A rambling list of new things.


So I gave up on last week's New Thing and have moved on to a New, New Thing.

Just kidding. But really, I know you want to know how the New Thing is progressing. Fine and dandy, actually. I'm not here to chat about that this morning, however. Today...a list.

Just for you, Di.

1. Beach week is fast approaching and I still have 50 pounds to lose. That would be 25 pounds each day so...I'm guessing this year is a no-go for the big weight-loss bikini reveal at the beach picture. Maybe For sure next year. *I promise...you will not have to see me in a bikini unless it's that pic I just ran across from when I was 18 and even then...nope*

2. I've really, really had to loosen the old control reins/umbilical cord on The Wild Boy since graduation.
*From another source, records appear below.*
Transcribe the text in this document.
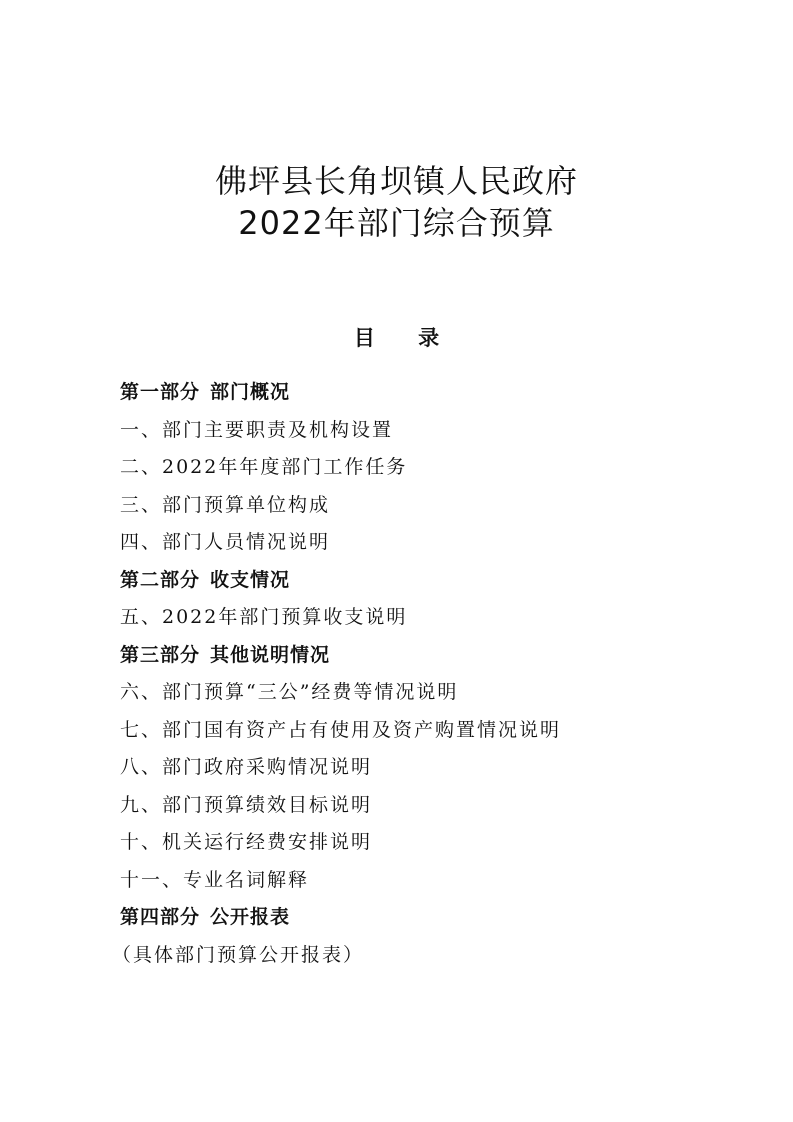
佛坪县长角坝镇人民政府
2022年部门综合预算
目 录
第一部分 部门概况
一、部门主要职责及机构设置
二、2022年年度部门工作任务
三、部门预算单位构成
四、部门人员情况说明
第二部分 收支情况
五、2022年部门预算收支说明
第三部分 其他说明情况
六、部门预算“三公”经费等情况说明
七、部门国有资产占有使用及资产购置情况说明
八、部门政府采购情况说明
九、部门预算绩效目标说明
十、机关运行经费安排说明
十一、专业名词解释
第四部分 公开报表
（具体部门预算公开报表）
As he reminded me a zillion few times, he will be doing what he wants in just a month or so anyway so what's the difference now? Yep...that comment brought loads of comfort to my controlling momma bear personality.
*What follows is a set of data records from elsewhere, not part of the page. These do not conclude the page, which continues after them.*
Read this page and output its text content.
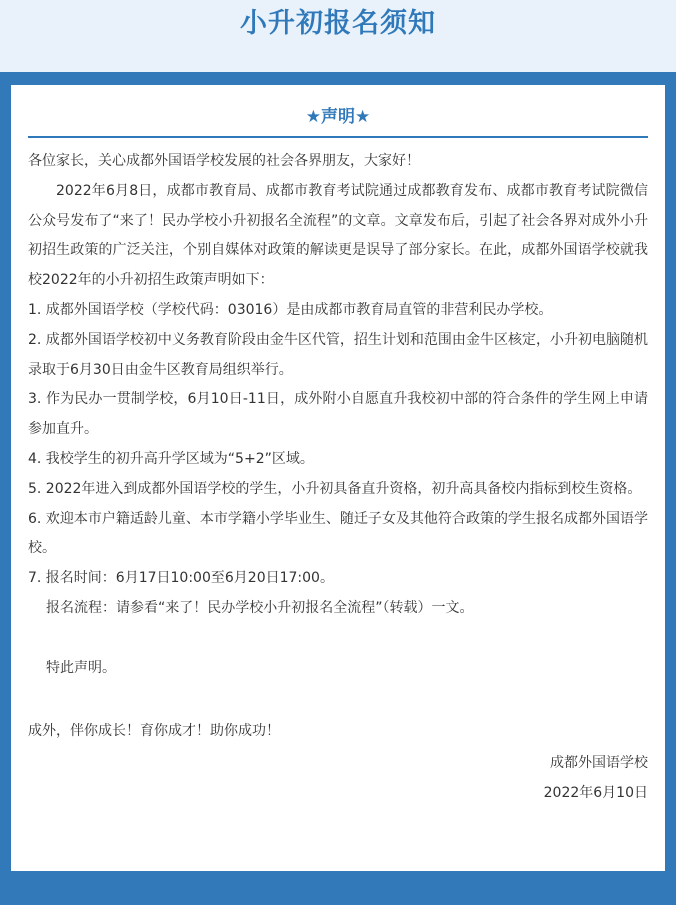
小升初报名须知
★声明★

各位家长，关心成都外国语学校发展的社会各界朋友，大家好！

2022年6月8日，成都市教育局、成都市教育考试院通过成都教育发布、成都市教育考试院微信公众号发布了“来了！民办学校小升初报名全流程”的文章。文章发布后，引起了社会各界对成外小升初招生政策的广泛关注，个别自媒体对政策的解读更是误导了部分家长。在此，成都外国语学校就我校2022年的小升初招生政策声明如下：

1. 成都外国语学校（学校代码：03016）是由成都市教育局直管的非营利民办学校。

2. 成都外国语学校初中义务教育阶段由金牛区代管，招生计划和范围由金牛区核定，小升初电脑随机录取于6月30日由金牛区教育局组织举行。

3. 作为民办一贯制学校，6月10日-11日，成外附小自愿直升我校初中部的符合条件的学生网上申请参加直升。

4. 我校学生的初升高升学区域为“5+2”区域。

5. 2022年进入到成都外国语学校的学生，小升初具备直升资格，初升高具备校内指标到校生资格。

6. 欢迎本市户籍适龄儿童、本市学籍小学毕业生、随迁子女及其他符合政策的学生报名成都外国语学校。

7. 报名时间：6月17日10:00至6月20日17:00。

报名流程：请参看“来了！民办学校小升初报名全流程”（转载）一文。

特此声明。

成外，伴你成长！育你成才！助你成功！

成都外国语学校

2022年6月10日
How I long for those days, these days!
3. In other news, I've enrolled as a full time student at Radford University and am awaiting my dorm assignment. Already got my roommate lined up and his initials are BJS.
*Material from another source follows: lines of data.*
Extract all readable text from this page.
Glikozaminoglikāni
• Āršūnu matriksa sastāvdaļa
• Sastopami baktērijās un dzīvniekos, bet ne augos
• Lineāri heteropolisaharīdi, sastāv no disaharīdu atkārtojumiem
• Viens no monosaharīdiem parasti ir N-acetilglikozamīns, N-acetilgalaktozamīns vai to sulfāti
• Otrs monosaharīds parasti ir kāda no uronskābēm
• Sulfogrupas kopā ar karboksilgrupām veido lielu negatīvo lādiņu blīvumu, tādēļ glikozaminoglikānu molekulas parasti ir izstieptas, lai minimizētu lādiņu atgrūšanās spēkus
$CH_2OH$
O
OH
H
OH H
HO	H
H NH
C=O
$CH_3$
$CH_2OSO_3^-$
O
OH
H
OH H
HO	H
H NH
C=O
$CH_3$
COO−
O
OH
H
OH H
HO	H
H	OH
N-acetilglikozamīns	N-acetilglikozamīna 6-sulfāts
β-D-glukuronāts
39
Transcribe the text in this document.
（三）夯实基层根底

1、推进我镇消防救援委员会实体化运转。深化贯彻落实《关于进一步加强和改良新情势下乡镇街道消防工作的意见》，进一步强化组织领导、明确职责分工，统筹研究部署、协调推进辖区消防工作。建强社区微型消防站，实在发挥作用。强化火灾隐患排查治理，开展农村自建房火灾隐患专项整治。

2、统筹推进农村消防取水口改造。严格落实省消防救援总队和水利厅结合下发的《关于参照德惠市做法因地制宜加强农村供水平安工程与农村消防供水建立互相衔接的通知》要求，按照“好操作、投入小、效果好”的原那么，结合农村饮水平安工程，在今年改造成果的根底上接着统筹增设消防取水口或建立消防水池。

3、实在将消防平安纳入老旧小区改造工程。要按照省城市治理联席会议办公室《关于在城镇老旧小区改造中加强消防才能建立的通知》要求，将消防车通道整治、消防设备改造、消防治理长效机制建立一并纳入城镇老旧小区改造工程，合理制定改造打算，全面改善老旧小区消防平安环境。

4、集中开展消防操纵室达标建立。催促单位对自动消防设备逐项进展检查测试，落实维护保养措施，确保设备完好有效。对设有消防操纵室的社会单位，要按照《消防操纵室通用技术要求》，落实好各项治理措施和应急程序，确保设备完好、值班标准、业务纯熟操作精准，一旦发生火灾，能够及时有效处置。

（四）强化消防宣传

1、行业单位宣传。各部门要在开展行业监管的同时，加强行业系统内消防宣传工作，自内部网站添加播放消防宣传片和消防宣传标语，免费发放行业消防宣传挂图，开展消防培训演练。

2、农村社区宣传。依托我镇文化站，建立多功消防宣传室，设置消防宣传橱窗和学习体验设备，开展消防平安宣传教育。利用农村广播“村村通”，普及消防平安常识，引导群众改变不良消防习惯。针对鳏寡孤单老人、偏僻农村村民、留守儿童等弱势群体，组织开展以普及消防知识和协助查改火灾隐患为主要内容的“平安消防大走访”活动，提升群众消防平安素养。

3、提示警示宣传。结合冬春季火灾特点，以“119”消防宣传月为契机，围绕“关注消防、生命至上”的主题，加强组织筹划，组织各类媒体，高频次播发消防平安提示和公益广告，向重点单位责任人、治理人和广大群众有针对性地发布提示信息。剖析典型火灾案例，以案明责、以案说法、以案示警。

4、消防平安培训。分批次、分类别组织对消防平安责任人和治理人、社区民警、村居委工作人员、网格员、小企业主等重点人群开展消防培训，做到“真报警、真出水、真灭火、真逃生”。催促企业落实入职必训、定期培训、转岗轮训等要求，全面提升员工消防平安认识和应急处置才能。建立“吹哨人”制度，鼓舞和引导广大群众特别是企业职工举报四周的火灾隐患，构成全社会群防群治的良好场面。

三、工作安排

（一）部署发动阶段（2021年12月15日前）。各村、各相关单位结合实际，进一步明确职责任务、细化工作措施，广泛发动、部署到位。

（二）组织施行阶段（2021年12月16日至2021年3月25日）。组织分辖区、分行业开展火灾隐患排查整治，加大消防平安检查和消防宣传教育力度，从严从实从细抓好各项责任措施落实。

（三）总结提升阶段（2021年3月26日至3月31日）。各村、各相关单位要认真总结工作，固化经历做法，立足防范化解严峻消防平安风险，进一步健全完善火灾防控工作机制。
4. My Man and I are seriously ready to be empty-nesters. He keeps putting the ladder up to My Girl's bedroom window and Her Guy keeps taking it down and putting it back underneath the deck. Clearly The Big Boy is never leaving either. Why would he? He has the dungeon to himself with all the amenities a twenty-something needs...a bed, a fridge a comfy chair, big-screen tv and X-Box Live.

Always a bridesmaid...but a stunning bridesmaid at that. Trav is okay, too, I guess.
We are so ready for this next stage...we adore our Ella Mac! Thankfully, she lives right next door.
5. I've hit that really awkward stage. Semi-menopausal with teenager tendencies. You know what I mean...when I can actually remember how old I am I try to forget by cranking up some Oldies (from the 90's) and pull out my yarn bag to work on my crocheting.



6. I am loving shopping at Costco these days. How did I never really discover this mecca of good stuff until now? We would purchase the occasional cake now and then, but really it is just now that I shop there regularly. My other fave shopping place is Trader Joe's. Mercy. Every time I shop there two things happen: 1. I find tons of new items to try and 2. I get into an altercation with someone driving the wrong way in the one-way lane in the parking lot. Seriously, why do people do that? And more importantly, why does it infuriate me so? I guess I've always been a rule-follower at heart. Except for rules that were clearly made to be suggestions like the speed limit, curfew and the number of items allowed in the express check out. But going the wrong direction in the Trader Joe's parking lot? Capital Offense, baby, and I am always one four-letter word short of making a citizen's arrest.

Okay, Di. I hope this satisfies your love of my lists and will hold you over until the next one. I will check in with y'all Beach-side.